Situation contrastée
Parmi les réserves souterraines encore déficitaires, «des endroits nous inquiètent : une partie du pourtour méditerranéen, un petit bout de la vallée du Rhône et surtout ce territoire des Pyrénées-Orientales qui est dans une situation atypique et terrible», a souligné ce jeudi matin sur France Info le ministre de la Transition écologique, Christophe Béchu. En métropole, 9 % de nappes affichent même des niveaux «très bas», dont celles du Roussillon, qui traversent les Pyrénées-Orientales. Les ressources sont historiquement faibles dans ce département, le plus sec de France à cause d’un manque abyssal de précipitations depuis trois ans. «Il n’y a eu aucune recharge depuis un an et demi», éclaire Violaine Bault, y compris cet hiver. Les quelques pluies récentes «ont été insuffisantes pour pénétrer en profondeur. Elles ont seulement servi à humidifier les sols très secs», ajoute l’experte. A cause de la pénurie d’or bleu dans les stocks souterrains, le BRGM alerte sur un «fort risque» d’intrusion d’eau de mer dans les nappes côtières et précise que tous les prélèvements d’eau potable ont été interdits sur le littoral des Pyrénées-Orientales.
A lire aussi
Plus largement, en Occitanie et jusqu’au sud du Massif central, l’état des nappes s’est dégradé en un mois : une grande zone passée de l’orange au rouge à cause du manque de pluies. Plus au nord, dans le couloir de la Saône, du Dijonnais jusqu’au nord de Lyon, ainsi que dans le sud de l’Alsace, les niveaux bas sont aussi jugés «préoccupants» par le BRGM.
«Vous avez des endroits aujourd’hui dans lesquels il y a trop d’eau, des endroits dans lesquels il n’y en a pas assez», a résumé Christophe Béchu. Le mois de février a été particulièrement contrasté en matière de précipitations, avec des trombes d’eau dans de nombreux départements et un temps presque estival sur l’arc méditerranéen.
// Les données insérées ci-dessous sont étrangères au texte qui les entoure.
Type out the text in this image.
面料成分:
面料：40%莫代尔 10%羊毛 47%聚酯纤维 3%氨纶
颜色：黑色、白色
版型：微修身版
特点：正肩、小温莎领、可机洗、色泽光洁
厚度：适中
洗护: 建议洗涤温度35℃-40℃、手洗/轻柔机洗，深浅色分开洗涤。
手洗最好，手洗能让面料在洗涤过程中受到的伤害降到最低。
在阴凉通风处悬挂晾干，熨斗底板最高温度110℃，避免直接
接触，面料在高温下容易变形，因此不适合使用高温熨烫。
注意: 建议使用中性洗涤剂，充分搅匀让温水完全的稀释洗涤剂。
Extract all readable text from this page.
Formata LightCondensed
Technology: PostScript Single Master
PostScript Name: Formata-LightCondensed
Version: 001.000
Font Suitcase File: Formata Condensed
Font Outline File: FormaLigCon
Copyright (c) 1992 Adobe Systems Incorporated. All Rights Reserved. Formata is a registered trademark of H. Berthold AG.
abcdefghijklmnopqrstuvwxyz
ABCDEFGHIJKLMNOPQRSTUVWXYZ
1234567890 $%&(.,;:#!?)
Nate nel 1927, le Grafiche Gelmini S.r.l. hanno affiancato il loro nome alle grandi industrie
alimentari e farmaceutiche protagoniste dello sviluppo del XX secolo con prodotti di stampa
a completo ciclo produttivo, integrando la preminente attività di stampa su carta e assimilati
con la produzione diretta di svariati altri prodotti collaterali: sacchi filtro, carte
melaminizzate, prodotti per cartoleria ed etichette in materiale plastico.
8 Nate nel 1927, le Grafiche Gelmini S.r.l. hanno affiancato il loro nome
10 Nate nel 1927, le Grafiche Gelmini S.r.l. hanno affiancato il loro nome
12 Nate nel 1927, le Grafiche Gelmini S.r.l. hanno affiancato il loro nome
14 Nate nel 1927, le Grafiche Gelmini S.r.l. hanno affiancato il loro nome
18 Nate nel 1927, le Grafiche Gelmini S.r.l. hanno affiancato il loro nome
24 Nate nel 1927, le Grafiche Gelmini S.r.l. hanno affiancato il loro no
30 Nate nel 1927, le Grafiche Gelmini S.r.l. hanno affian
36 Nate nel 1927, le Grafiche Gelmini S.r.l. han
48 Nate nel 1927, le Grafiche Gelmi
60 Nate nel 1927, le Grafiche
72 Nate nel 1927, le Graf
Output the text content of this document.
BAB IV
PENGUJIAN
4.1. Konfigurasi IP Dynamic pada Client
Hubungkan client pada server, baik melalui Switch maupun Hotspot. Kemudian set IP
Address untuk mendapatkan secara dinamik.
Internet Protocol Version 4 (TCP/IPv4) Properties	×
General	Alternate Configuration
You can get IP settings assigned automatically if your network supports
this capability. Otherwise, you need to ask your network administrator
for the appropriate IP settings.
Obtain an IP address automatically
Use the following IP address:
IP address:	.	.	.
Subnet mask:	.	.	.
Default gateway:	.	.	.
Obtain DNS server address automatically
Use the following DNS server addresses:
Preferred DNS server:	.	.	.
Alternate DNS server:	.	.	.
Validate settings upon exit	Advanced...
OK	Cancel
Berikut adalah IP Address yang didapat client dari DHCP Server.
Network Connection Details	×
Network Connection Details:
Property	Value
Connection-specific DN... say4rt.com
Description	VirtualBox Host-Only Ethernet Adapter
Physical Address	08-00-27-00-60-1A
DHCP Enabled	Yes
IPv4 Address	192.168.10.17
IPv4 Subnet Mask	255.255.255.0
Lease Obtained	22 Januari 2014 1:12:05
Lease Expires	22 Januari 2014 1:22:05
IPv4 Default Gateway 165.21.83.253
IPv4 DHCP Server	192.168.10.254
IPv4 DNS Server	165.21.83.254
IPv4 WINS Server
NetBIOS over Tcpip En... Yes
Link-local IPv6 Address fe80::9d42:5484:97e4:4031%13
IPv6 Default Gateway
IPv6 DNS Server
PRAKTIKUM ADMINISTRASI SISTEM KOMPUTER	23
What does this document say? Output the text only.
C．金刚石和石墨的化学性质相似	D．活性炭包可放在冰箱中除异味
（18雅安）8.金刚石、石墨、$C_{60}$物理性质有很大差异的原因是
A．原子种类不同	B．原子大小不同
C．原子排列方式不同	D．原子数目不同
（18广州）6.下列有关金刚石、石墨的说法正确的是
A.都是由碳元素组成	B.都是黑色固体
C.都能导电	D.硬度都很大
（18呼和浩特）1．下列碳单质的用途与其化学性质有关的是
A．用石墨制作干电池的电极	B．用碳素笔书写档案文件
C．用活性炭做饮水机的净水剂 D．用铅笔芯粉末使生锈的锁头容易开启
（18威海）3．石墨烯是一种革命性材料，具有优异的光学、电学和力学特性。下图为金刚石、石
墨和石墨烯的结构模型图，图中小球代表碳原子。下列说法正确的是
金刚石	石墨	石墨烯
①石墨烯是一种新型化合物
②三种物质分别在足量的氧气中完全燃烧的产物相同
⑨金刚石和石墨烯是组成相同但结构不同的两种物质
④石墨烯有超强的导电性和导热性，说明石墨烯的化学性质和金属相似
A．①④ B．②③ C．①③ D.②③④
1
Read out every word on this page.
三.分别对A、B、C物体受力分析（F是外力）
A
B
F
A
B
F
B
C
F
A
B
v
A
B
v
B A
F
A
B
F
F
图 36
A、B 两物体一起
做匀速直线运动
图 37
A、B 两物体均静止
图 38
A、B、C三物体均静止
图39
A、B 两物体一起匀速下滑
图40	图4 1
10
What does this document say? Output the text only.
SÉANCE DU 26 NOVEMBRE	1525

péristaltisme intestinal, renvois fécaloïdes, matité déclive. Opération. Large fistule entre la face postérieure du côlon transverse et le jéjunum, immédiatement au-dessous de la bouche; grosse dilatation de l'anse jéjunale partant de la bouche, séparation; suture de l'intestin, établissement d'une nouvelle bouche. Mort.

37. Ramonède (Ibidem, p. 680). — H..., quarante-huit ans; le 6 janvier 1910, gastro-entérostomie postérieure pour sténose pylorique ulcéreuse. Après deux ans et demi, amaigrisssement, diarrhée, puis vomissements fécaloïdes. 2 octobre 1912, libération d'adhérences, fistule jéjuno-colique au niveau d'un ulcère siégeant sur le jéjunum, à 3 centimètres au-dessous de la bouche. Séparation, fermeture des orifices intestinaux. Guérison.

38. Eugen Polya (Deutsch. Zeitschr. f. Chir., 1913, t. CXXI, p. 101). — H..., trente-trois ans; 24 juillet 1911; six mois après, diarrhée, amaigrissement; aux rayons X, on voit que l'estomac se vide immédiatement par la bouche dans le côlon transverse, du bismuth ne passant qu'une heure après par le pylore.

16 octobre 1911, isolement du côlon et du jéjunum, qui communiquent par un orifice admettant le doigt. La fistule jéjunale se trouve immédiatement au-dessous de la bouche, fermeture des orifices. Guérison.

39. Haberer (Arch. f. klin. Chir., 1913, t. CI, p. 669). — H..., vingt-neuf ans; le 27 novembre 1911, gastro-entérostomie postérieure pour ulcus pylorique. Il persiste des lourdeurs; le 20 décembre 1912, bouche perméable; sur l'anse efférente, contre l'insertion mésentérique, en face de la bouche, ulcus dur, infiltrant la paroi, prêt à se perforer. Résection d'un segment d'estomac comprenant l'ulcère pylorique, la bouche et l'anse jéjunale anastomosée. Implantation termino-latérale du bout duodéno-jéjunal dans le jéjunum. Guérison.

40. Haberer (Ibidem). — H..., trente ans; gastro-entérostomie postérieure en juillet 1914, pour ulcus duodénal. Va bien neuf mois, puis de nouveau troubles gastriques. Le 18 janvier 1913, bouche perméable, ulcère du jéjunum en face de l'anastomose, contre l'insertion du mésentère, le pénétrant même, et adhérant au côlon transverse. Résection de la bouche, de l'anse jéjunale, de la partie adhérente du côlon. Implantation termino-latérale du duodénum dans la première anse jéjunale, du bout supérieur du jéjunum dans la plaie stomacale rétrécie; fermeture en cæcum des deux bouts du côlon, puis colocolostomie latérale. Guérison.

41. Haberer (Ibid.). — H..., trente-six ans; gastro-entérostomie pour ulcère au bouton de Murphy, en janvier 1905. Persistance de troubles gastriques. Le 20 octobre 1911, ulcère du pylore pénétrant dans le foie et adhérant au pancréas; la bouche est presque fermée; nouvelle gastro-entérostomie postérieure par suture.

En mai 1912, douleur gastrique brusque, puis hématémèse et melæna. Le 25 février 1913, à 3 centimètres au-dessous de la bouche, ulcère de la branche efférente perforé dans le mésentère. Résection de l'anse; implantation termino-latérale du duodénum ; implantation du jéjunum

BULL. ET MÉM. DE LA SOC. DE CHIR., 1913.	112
Un phénomène typique du changement climatique, qui accentue les extrêmes : tandis que les Pyrénées-Orientales restent assoiffées, le Pas-de-Calais, gorgé d’eau, a vu certaines nappes déborder, ce qui a prolongé les crues des rivières.
Des restrictions dans cinq départements
Actuellement, la majorité des nappes de la métropole continuent de se remplir. «Les tendances sont toujours à la hausse même si la recharge ralentit», a précisé Violaine Bault. Et d’ajouter que le phénomène «devrait se poursuivre en mars et avril, jusqu’à la reprise de la végétation [qui capte l’humidité pour pousser, ndlr] à condition qu’il y ait suffisamment de pluie».
Cependant, Météo France prévoit que les trois prochains mois seront plus chauds que la normale, ce qui pourrait vite assécher les sols et augmenter la demande en eau. A partir du printemps, les stocks repartiront à la baisse car ils alimenteront naturellement les rivières et seront pompés pour les activités humaines.
La vigilance reste donc de mise. Le BRM alerte sur un risque de sécheresse encore plus «sévère en 2024» dans le Languedoc-Roussillon s’il ne pleut pas dans les deux prochains mois. Des tensions sur la ressource seront également «probables» dans le couloir de la Saône. Pour anticiper, certains territoires ont déjà pris des mesures pour économiser la ressource en vue d’un été potentiellement compliqué. Selon le site VigiEau, cinq départements sont soumis à des restrictions d’usage à la sortie de l’hiver. Une grosse partie des Pyrénées-Orientales, où des limitations sont en cours depuis près de deux ans, reste classée en état de «crise» (le plus haut niveau), tout comme une portion de l’Aude et de l’Hérault. Le département de la Lozère est lui placé en «alerte», et plus au nord, une partie de l’Ain est en «alerte renforcée». Malgré des nappes dans le rouge, l’Aveyron n’a, lui, pas encore mis en place de mesures d’économie.